Martin Kristoffer Hamre
Martin Kristoffer Hamre is a German-Norwegian researcher based in Berlin. He studied History and Philosophy/Ethics at the Humboldt University of Berlin (including an exchange to the University of Bergen), receiving a BA in 2015. In the years 2015-2017, he took part in the international MA program European History, obtaining a joint degree with study visits at the Humboldt University of Berlin, the University of Vienna and the King’s College London. His MA thesis examined the influence of German National Socialism and Italian Fascism on the Norwegian fascist party Nasjonal Samling in the interwar period from a transnational perspective and was published as an article in the Journal Fascism in 2019. Before beginning a Doctoral Fellowship at the Graduate School of Global Intellectual History at the Free University of Berlin in April 2020, he worked among others as a project assistant at the Federal Chancellor Willy Brandt Foundation, as an educational guide in museums, as a translator and as an independent researcher in Berlin. In 2018, he completed an internship at the German Historical Institute in Washington DC.
Fascist internationalism in the 1930s (working title)
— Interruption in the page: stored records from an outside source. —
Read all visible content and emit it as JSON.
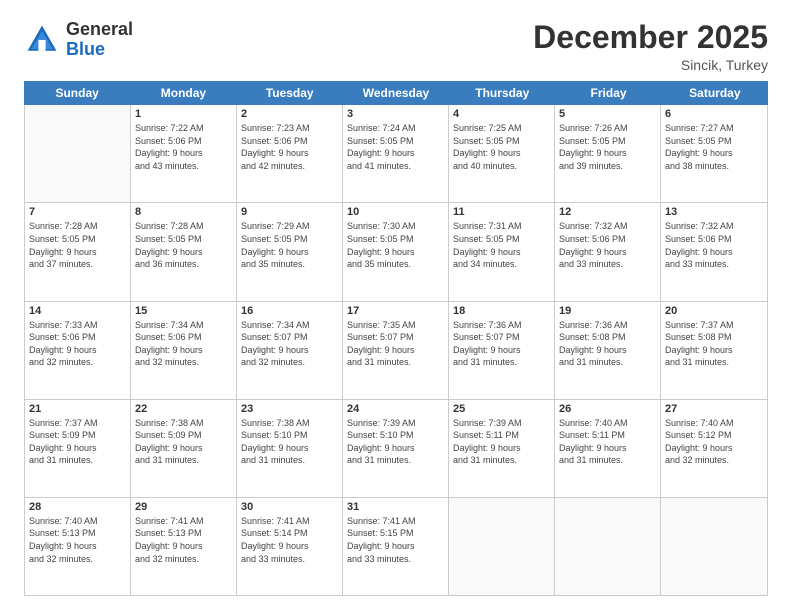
{
  "header": {
    "logo_general": "General",
    "logo_blue": "Blue",
    "month": "December 2025",
    "location": "Sincik, Turkey"
  },
  "weekdays": [
    "Sunday",
    "Monday",
    "Tuesday",
    "Wednesday",
    "Thursday",
    "Friday",
    "Saturday"
  ],
  "weeks": [
    [
      {
        "day": "",
        "info": ""
      },
      {
        "day": "1",
        "info": "Sunrise: 7:22 AM\nSunset: 5:06 PM\nDaylight: 9 hours\nand 43 minutes."
      },
      {
        "day": "2",
        "info": "Sunrise: 7:23 AM\nSunset: 5:06 PM\nDaylight: 9 hours\nand 42 minutes."
      },
      {
        "day": "3",
        "info": "Sunrise: 7:24 AM\nSunset: 5:05 PM\nDaylight: 9 hours\nand 41 minutes."
      },
      {
        "day": "4",
        "info": "Sunrise: 7:25 AM\nSunset: 5:05 PM\nDaylight: 9 hours\nand 40 minutes."
      },
      {
        "day": "5",
        "info": "Sunrise: 7:26 AM\nSunset: 5:05 PM\nDaylight: 9 hours\nand 39 minutes."
      },
      {
        "day": "6",
        "info": "Sunrise: 7:27 AM\nSunset: 5:05 PM\nDaylight: 9 hours\nand 38 minutes."
      }
    ],
    [
      {
        "day": "7",
        "info": "Sunrise: 7:28 AM\nSunset: 5:05 PM\nDaylight: 9 hours\nand 37 minutes."
      },
      {
        "day": "8",
        "info": "Sunrise: 7:28 AM\nSunset: 5:05 PM\nDaylight: 9 hours\nand 36 minutes."
      },
      {
        "day": "9",
        "info": "Sunrise: 7:29 AM\nSunset: 5:05 PM\nDaylight: 9 hours\nand 35 minutes."
      },
      {
        "day": "10",
        "info": "Sunrise: 7:30 AM\nSunset: 5:05 PM\nDaylight: 9 hours\nand 35 minutes."
      },
      {
        "day": "11",
        "info": "Sunrise: 7:31 AM\nSunset: 5:05 PM\nDaylight: 9 hours\nand 34 minutes."
      },
      {
        "day": "12",
        "info": "Sunrise: 7:32 AM\nSunset: 5:06 PM\nDaylight: 9 hours\nand 33 minutes."
      },
      {
        "day": "13",
        "info": "Sunrise: 7:32 AM\nSunset: 5:06 PM\nDaylight: 9 hours\nand 33 minutes."
      }
    ],
    [
      {
        "day": "14",
        "info": "Sunrise: 7:33 AM\nSunset: 5:06 PM\nDaylight: 9 hours\nand 32 minutes."
      },
      {
        "day": "15",
        "info": "Sunrise: 7:34 AM\nSunset: 5:06 PM\nDaylight: 9 hours\nand 32 minutes."
      },
      {
        "day": "16",
        "info": "Sunrise: 7:34 AM\nSunset: 5:07 PM\nDaylight: 9 hours\nand 32 minutes."
      },
      {
        "day": "17",
        "info": "Sunrise: 7:35 AM\nSunset: 5:07 PM\nDaylight: 9 hours\nand 31 minutes."
      },
      {
        "day": "18",
        "info": "Sunrise: 7:36 AM\nSunset: 5:07 PM\nDaylight: 9 hours\nand 31 minutes."
      },
      {
        "day": "19",
        "info": "Sunrise: 7:36 AM\nSunset: 5:08 PM\nDaylight: 9 hours\nand 31 minutes."
      },
      {
        "day": "20",
        "info": "Sunrise: 7:37 AM\nSunset: 5:08 PM\nDaylight: 9 hours\nand 31 minutes."
      }
    ],
    [
      {
        "day": "21",
        "info": "Sunrise: 7:37 AM\nSunset: 5:09 PM\nDaylight: 9 hours\nand 31 minutes."
      },
      {
        "day": "22",
        "info": "Sunrise: 7:38 AM\nSunset: 5:09 PM\nDaylight: 9 hours\nand 31 minutes."
      },
      {
        "day": "23",
        "info": "Sunrise: 7:38 AM\nSunset: 5:10 PM\nDaylight: 9 hours\nand 31 minutes."
      },
      {
        "day": "24",
        "info": "Sunrise: 7:39 AM\nSunset: 5:10 PM\nDaylight: 9 hours\nand 31 minutes."
      },
      {
        "day": "25",
        "info": "Sunrise: 7:39 AM\nSunset: 5:11 PM\nDaylight: 9 hours\nand 31 minutes."
      },
      {
        "day": "26",
        "info": "Sunrise: 7:40 AM\nSunset: 5:11 PM\nDaylight: 9 hours\nand 31 minutes."
      },
      {
        "day": "27",
        "info": "Sunrise: 7:40 AM\nSunset: 5:12 PM\nDaylight: 9 hours\nand 32 minutes."
      }
    ],
    [
      {
        "day": "28",
        "info": "Sunrise: 7:40 AM\nSunset: 5:13 PM\nDaylight: 9 hours\nand 32 minutes."
      },
      {
        "day": "29",
        "info": "Sunrise: 7:41 AM\nSunset: 5:13 PM\nDaylight: 9 hours\nand 32 minutes."
      },
      {
        "day": "30",
        "info": "Sunrise: 7:41 AM\nSunset: 5:14 PM\nDaylight: 9 hours\nand 33 minutes."
      },
      {
        "day": "31",
        "info": "Sunrise: 7:41 AM\nSunset: 5:15 PM\nDaylight: 9 hours\nand 33 minutes."
      },
      {
        "day": "",
        "info": ""
      },
      {
        "day": "",
        "info": ""
      },
      {
        "day": "",
        "info": ""
      }
    ]
  ]
}
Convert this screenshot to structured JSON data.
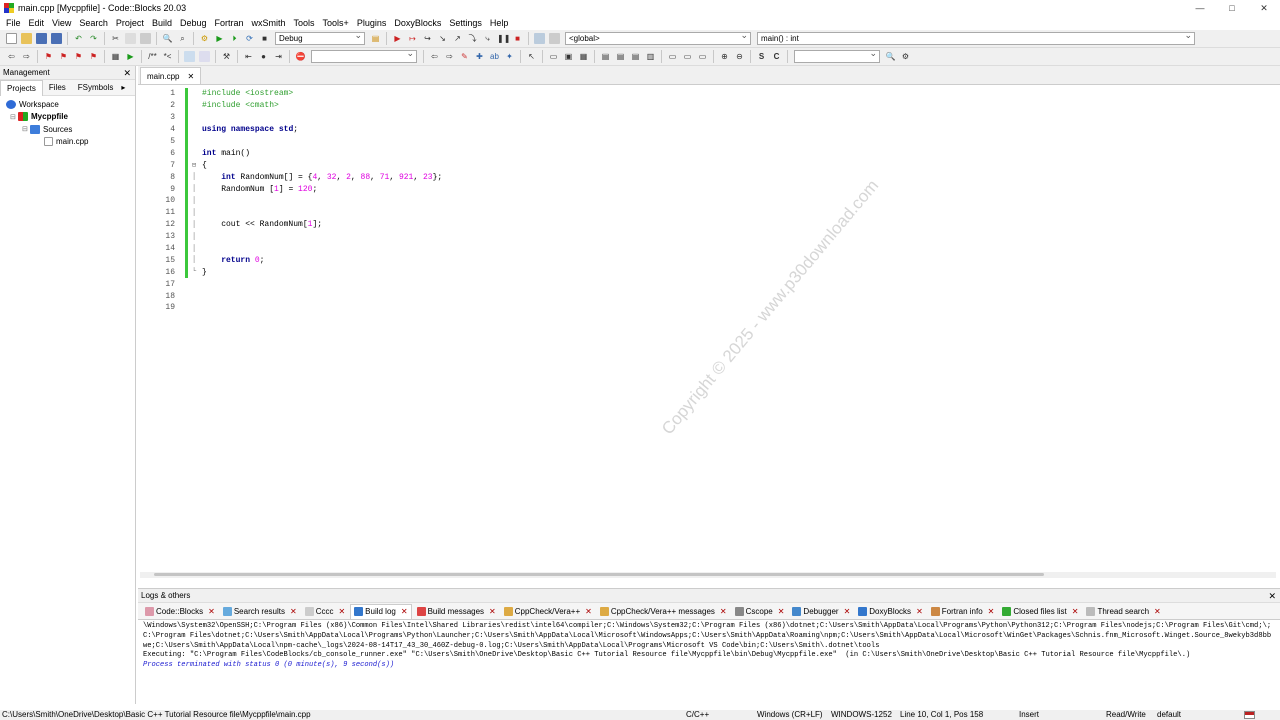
{
  "window": {
    "title": "main.cpp [Mycppfile] - Code::Blocks 20.03",
    "controls": [
      "—",
      "□",
      "✕"
    ]
  },
  "menu": [
    "File",
    "Edit",
    "View",
    "Search",
    "Project",
    "Build",
    "Debug",
    "Fortran",
    "wxSmith",
    "Tools",
    "Tools+",
    "Plugins",
    "DoxyBlocks",
    "Settings",
    "Help"
  ],
  "toolbar": {
    "build_target": "Debug",
    "scope": "<global>",
    "function": "main() : int"
  },
  "management": {
    "title": "Management",
    "tabs": [
      "Projects",
      "Files",
      "FSymbols"
    ],
    "tree": {
      "workspace": "Workspace",
      "project": "Mycppfile",
      "folder": "Sources",
      "file": "main.cpp"
    }
  },
  "editor": {
    "tab": "main.cpp",
    "lines": [
      {
        "n": "1",
        "text": "#include <iostream>"
      },
      {
        "n": "2",
        "text": "#include <cmath>"
      },
      {
        "n": "3",
        "text": ""
      },
      {
        "n": "4",
        "text": "using namespace std;"
      },
      {
        "n": "5",
        "text": ""
      },
      {
        "n": "6",
        "text": "int main()"
      },
      {
        "n": "7",
        "text": "{"
      },
      {
        "n": "8",
        "text": "    int RandomNum[] = {4, 32, 2, 88, 71, 921, 23};"
      },
      {
        "n": "9",
        "text": "    RandomNum [1] = 120;"
      },
      {
        "n": "10",
        "text": ""
      },
      {
        "n": "11",
        "text": ""
      },
      {
        "n": "12",
        "text": "    cout << RandomNum[1];"
      },
      {
        "n": "13",
        "text": ""
      },
      {
        "n": "14",
        "text": ""
      },
      {
        "n": "15",
        "text": "    return 0;"
      },
      {
        "n": "16",
        "text": "}"
      },
      {
        "n": "17",
        "text": ""
      },
      {
        "n": "18",
        "text": ""
      },
      {
        "n": "19",
        "text": ""
      }
    ],
    "watermark": "Copyright © 2025 - www.p30download.com"
  },
  "logs": {
    "title": "Logs & others",
    "tabs": [
      "Code::Blocks",
      "Search results",
      "Cccc",
      "Build log",
      "Build messages",
      "CppCheck/Vera++",
      "CppCheck/Vera++ messages",
      "Cscope",
      "Debugger",
      "DoxyBlocks",
      "Fortran info",
      "Closed files list",
      "Thread search"
    ],
    "text": "\\Windows\\System32\\OpenSSH;C:\\Program Files (x86)\\Common Files\\Intel\\Shared Libraries\\redist\\intel64\\compiler;C:\\Windows\\System32;C:\\Program Files (x86)\\dotnet;C:\\Users\\Smith\\AppData\\Local\\Programs\\Python\\Python312;C:\\Program Files\\nodejs;C:\\Program Files\\Git\\cmd;\\;C:\\Program Files\\dotnet;C:\\Users\\Smith\\AppData\\Local\\Programs\\Python\\Launcher;C:\\Users\\Smith\\AppData\\Local\\Microsoft\\WindowsApps;C:\\Users\\Smith\\AppData\\Roaming\\npm;C:\\Users\\Smith\\AppData\\Local\\Microsoft\\WinGet\\Packages\\Schnis.fnm_Microsoft.Winget.Source_8wekyb3d8bbwe;C:\\Users\\Smith\\AppData\\Local\\npm-cache\\_logs\\2024-08-14T17_43_30_460Z-debug-0.log;C:\\Users\\Smith\\AppData\\Local\\Programs\\Microsoft VS Code\\bin;C:\\Users\\Smith\\.dotnet\\tools\nExecuting: \"C:\\Program Files\\CodeBlocks/cb_console_runner.exe\" \"C:\\Users\\Smith\\OneDrive\\Desktop\\Basic C++ Tutorial Resource file\\Mycppfile\\bin\\Debug\\Mycppfile.exe\"  (in C:\\Users\\Smith\\OneDrive\\Desktop\\Basic C++ Tutorial Resource file\\Mycppfile\\.)",
    "status_line": "Process terminated with status 0 (0 minute(s), 9 second(s))"
  },
  "status": {
    "path": "C:\\Users\\Smith\\OneDrive\\Desktop\\Basic C++ Tutorial Resource file\\Mycppfile\\main.cpp",
    "lang": "C/C++",
    "eol": "Windows (CR+LF)",
    "encoding": "WINDOWS-1252",
    "position": "Line 10, Col 1, Pos 158",
    "mode": "Insert",
    "access": "Read/Write",
    "profile": "default"
  }
}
In his PhD project, Hamre examines the internationalist ideology of several minor European fascist parties from countries such as Norway, Ireland, Sweden, Denmark, Switzerland and France while using a transnational approach inspired by comparative fascist studies and global history. The initial point is the participation of some of these parties at the Fascist International Congress in Montreux in 1934, an unsuccessful attempt of the organization CAUR to organize a so-called “Fascist International”. The project explores what notions and concepts were fundamental to the internationalist parts of the ideology of these fascist parties, how ideas of internationalism and (anti-)globalism influenced their visions of world order, which role "internationalist" fascist brokers and intellectuals played in the transformation of their ideology, and finally, whether there was an intrinsic contradiction between the cooperation on an international base and the palingenetic ultranationalism essential to fascist movements. Hamre aims at contributing to the ongoing discussion about the transnational and global dimensions of fascist cooperation, while simultaneously highlighting the reasons for the ideological limits and flaws of CAUR and similar activities of fascist internationalism in the 1930s.